Sometimes I just feel like telling a love story with a happy ending, and none of that conflict that people are told they need in stories.

We had enough of it growing up, you see, and I don’t only mean the stuff what was brewing behind Walter Cronkite’s shoulder on the nightly news. The conflict I am talking about was in our community, almost like the religious poison in Northern Ireland my dad didn’t talk about but my Uncle Ted spewed in accented mouthfuls when he was flying on the whiskey, my mother called it.

The Ford plant was on the west side of our village and the GM plant was on the east. Our parents worked at Ford and we had to be careful who we palled around with. It wasn’t enough our friends had brains, courage, heart, no, they had to be full-blood Fords.

Our village consisted of practically identical houses, two same-faith churches kiddy corner, a public school and a high school, a plaza all lined up with a grocery store on one end, Village Variety, a drug store where the pharmacist looked like Alfred Hitchcock, and my dad used to go in and say good eeeeevvvening, no matter what time of day it was, a hardware store, a barber shop, a beauty parlor, although I can’t figure out in my head where it goes, a Greek restaurant, Hunt’s Bakery, and Judy’s Women’s Wear, where the most elegant mannequins looked like they were frozen on a dance floor.

The bluffs were very big and dangerous, clay cliffs upon which we teetered and climbed. The forbidden Lake Ontario below is how we learned to lie. Let’s see if I can put that into words: In the same way we knew there was no Santa Claus, our parents knew we swam in the lake, but we were able to maintain a beautiful and mutual lack of acknowledgement of both these things throughout our childhood.

Some love story, huh?

We none of us kids wanted conflict, which made us, I don’t know if lackadaisy is the right word, I’ve never tried it out before, but it certainly put us in the lower echelon of ambition and zero competitive urges, except for a few whose parents were teachers or ministers or business people, including Throw Jackson, whose parents owned the hardware store, so it was okay that he was my brother Tommy’s best friend.

Everybody called Throw, Throw, same way we called Shorty, Shorty, and Whitey, Whitey. I mean, one look at him you knew he had an arm, but that was only half of it, there was also his eyes.

Everybody was always trying to start something. My dad had a handful of opening lines he’d bring out after a drink or two, like dangling a fist, but most of the time it was only a tiresome series of jokes and punchlines that never varied. I can’t even bear to type them out.

“I grew up on Fords,” he always said, and he’d pause, look around with that half-smile, waiting for a GMer to contradict him. But Throw had the best line out of all of them I ever heard.
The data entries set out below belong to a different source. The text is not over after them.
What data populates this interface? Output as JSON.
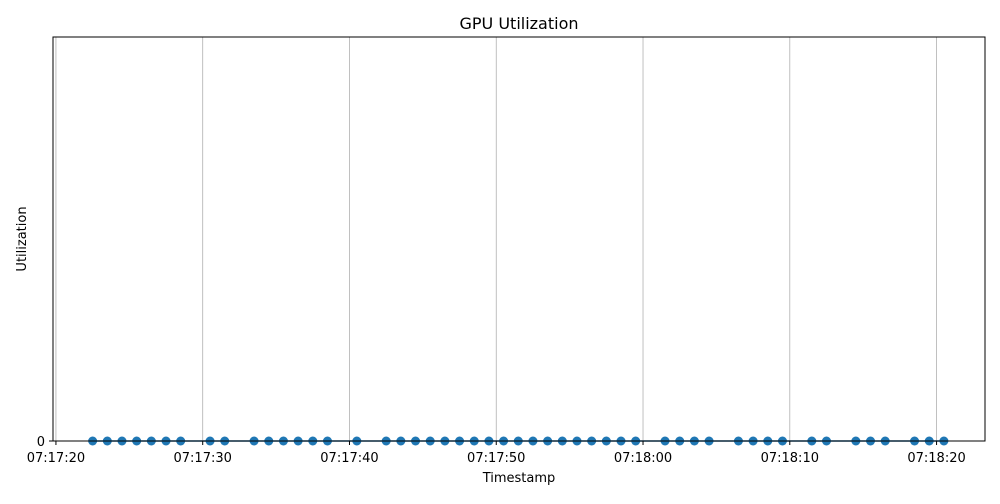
{
  "chart_data": {
    "type": "line",
    "title": "GPU Utilization",
    "xlabel": "Timestamp",
    "ylabel": "Utilization",
    "x_tick_labels": [
      "07:17:20",
      "07:17:30",
      "07:17:40",
      "07:17:50",
      "07:18:00",
      "07:18:10",
      "07:18:20"
    ],
    "x_tick_values": [
      "07:17:20",
      "07:17:30",
      "07:17:40",
      "07:17:50",
      "07:18:00",
      "07:18:10",
      "07:18:20"
    ],
    "y_tick_labels": [
      "0"
    ],
    "y_tick_values": [
      0
    ],
    "xlim": [
      "07:17:19.8",
      "07:18:23.3"
    ],
    "ylim": [
      0,
      1
    ],
    "grid": "vertical",
    "marker": "circle",
    "color": "#1f77b4",
    "series": [
      {
        "x": [
          "07:17:22.5",
          "07:17:23.5",
          "07:17:24.5",
          "07:17:25.5",
          "07:17:26.5",
          "07:17:27.5",
          "07:17:28.5",
          "07:17:30.5",
          "07:17:31.5",
          "07:17:33.5",
          "07:17:34.5",
          "07:17:35.5",
          "07:17:36.5",
          "07:17:37.5",
          "07:17:38.5",
          "07:17:40.5",
          "07:17:42.5",
          "07:17:43.5",
          "07:17:44.5",
          "07:17:45.5",
          "07:17:46.5",
          "07:17:47.5",
          "07:17:48.5",
          "07:17:49.5",
          "07:17:50.5",
          "07:17:51.5",
          "07:17:52.5",
          "07:17:53.5",
          "07:17:54.5",
          "07:17:55.5",
          "07:17:56.5",
          "07:17:57.5",
          "07:17:58.5",
          "07:17:59.5",
          "07:18:01.5",
          "07:18:02.5",
          "07:18:03.5",
          "07:18:04.5",
          "07:18:06.5",
          "07:18:07.5",
          "07:18:08.5",
          "07:18:09.5",
          "07:18:11.5",
          "07:18:12.5",
          "07:18:14.5",
          "07:18:15.5",
          "07:18:16.5",
          "07:18:18.5",
          "07:18:19.5",
          "07:18:20.5"
        ],
        "values": [
          0,
          0,
          0,
          0,
          0,
          0,
          0,
          0,
          0,
          0,
          0,
          0,
          0,
          0,
          0,
          0,
          0,
          0,
          0,
          0,
          0,
          0,
          0,
          0,
          0,
          0,
          0,
          0,
          0,
          0,
          0,
          0,
          0,
          0,
          0,
          0,
          0,
          0,
          0,
          0,
          0,
          0,
          0,
          0,
          0,
          0,
          0,
          0,
          0,
          0
        ]
      }
    ]
  }
}
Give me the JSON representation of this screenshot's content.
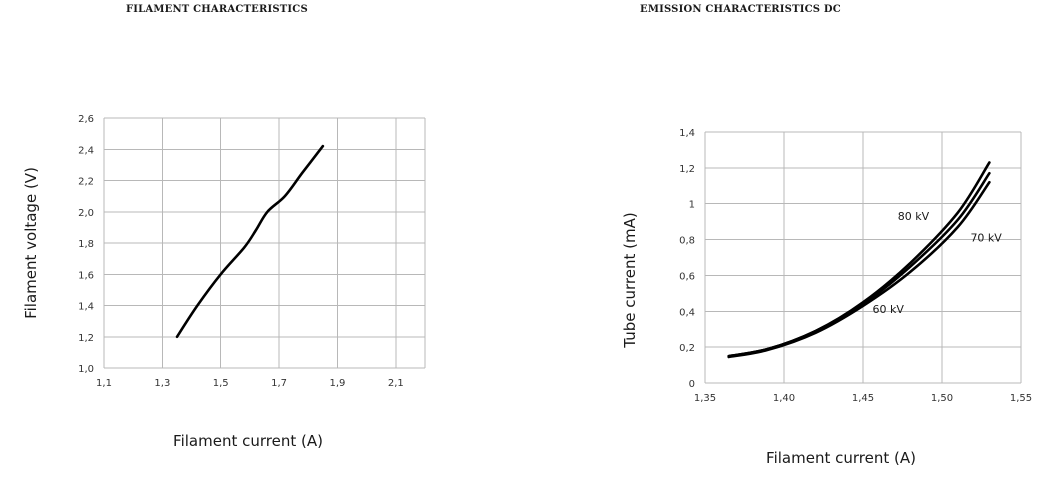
{
  "chart_data": [
    {
      "type": "line",
      "title": "FILAMENT CHARACTERISTICS",
      "xlabel": "Filament current (A)",
      "ylabel": "Filament voltage (V)",
      "xlim": [
        1.1,
        2.2
      ],
      "ylim": [
        1.0,
        2.6
      ],
      "x_ticks": [
        1.1,
        1.3,
        1.5,
        1.7,
        1.9,
        2.1
      ],
      "x_tick_labels": [
        "1,1",
        "1,3",
        "1,5",
        "1,7",
        "1,9",
        "2,1"
      ],
      "x_grid": [
        1.1,
        1.3,
        1.5,
        1.7,
        1.9,
        2.1,
        2.2
      ],
      "y_ticks": [
        1.0,
        1.2,
        1.4,
        1.6,
        1.8,
        2.0,
        2.2,
        2.4,
        2.6
      ],
      "y_tick_labels": [
        "1,0",
        "1,2",
        "1,4",
        "1,6",
        "1,8",
        "2,0",
        "2,2",
        "2,4",
        "2,6"
      ],
      "grid": true,
      "series": [
        {
          "x": [
            1.35,
            1.42,
            1.5,
            1.58,
            1.62,
            1.66,
            1.72,
            1.78,
            1.85
          ],
          "y": [
            1.2,
            1.4,
            1.6,
            1.77,
            1.88,
            2.0,
            2.1,
            2.25,
            2.42
          ]
        }
      ]
    },
    {
      "type": "line",
      "title": "EMISSION CHARACTERISTICS DC",
      "xlabel": "Filament current (A)",
      "ylabel": "Tube current (mA)",
      "xlim": [
        1.35,
        1.55
      ],
      "ylim": [
        0,
        1.4
      ],
      "x_ticks": [
        1.35,
        1.4,
        1.45,
        1.5,
        1.55
      ],
      "x_tick_labels": [
        "1,35",
        "1,40",
        "1,45",
        "1,50",
        "1,55"
      ],
      "y_ticks": [
        0,
        0.2,
        0.4,
        0.6,
        0.8,
        1.0,
        1.2,
        1.4
      ],
      "y_tick_labels": [
        "0",
        "0,2",
        "0,4",
        "0,6",
        "0,8",
        "1",
        "1,2",
        "1,4"
      ],
      "grid": true,
      "series": [
        {
          "name": "80 kV",
          "x": [
            1.365,
            1.39,
            1.42,
            1.45,
            1.48,
            1.51,
            1.53
          ],
          "y": [
            0.15,
            0.19,
            0.29,
            0.45,
            0.67,
            0.95,
            1.23
          ]
        },
        {
          "name": "70 kV",
          "x": [
            1.365,
            1.39,
            1.42,
            1.45,
            1.48,
            1.51,
            1.53
          ],
          "y": [
            0.15,
            0.19,
            0.29,
            0.44,
            0.65,
            0.91,
            1.17
          ]
        },
        {
          "name": "60 kV",
          "x": [
            1.365,
            1.39,
            1.42,
            1.45,
            1.48,
            1.51,
            1.53
          ],
          "y": [
            0.145,
            0.185,
            0.28,
            0.43,
            0.62,
            0.87,
            1.12
          ]
        }
      ],
      "annotations": [
        {
          "text": "80 kV",
          "x": 1.472,
          "y": 0.91
        },
        {
          "text": "70 kV",
          "x": 1.518,
          "y": 0.79
        },
        {
          "text": "60 kV",
          "x": 1.456,
          "y": 0.39
        }
      ]
    }
  ]
}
“That’s why you’ll never get scurvy.”

My dad turned to him. “What?”

“All the lemons.”

I’d never seen a kid like Throw, didn’t give a shit who he made fun of and talked to everybody the same, including teachers, parents, cops, pets, beggars, choosers, and even me, Tommy’s pale little sister on the verge of invisibility.

“Whatddya think, Stella?”

I just looked at first, didn’t smile or anything, and he’d say it again like he actually was waiting for an answer.

“Stella. What do you think?”

And he’d wait. He’d actually wait, and my thoughts, so unused to the air, kind of quivered on my lips, you know, my voice so small he’d lean a little my way and sort of nod at every word, you know, acknowledge each of them until I’d finished, and then he’d look at me and smile, close his eyes in conjunction with a little nod or two. He’d squint and say, “Well, that’s interesting.”

All you need is one person to think you’re worth listening to, and you get your voice.

But this was supposed to be a love story.

I saw Throw again by chance just last fall, we both were home for Thanksgiving. He plays ball for the Kansas City Royals, and I hadn’t seen him in five years except on TV. Those eyes came right at me from across the parking lot, and I don’t know what to tell you, but I’m going to Kansas City again next Thursday. There’s no place like it.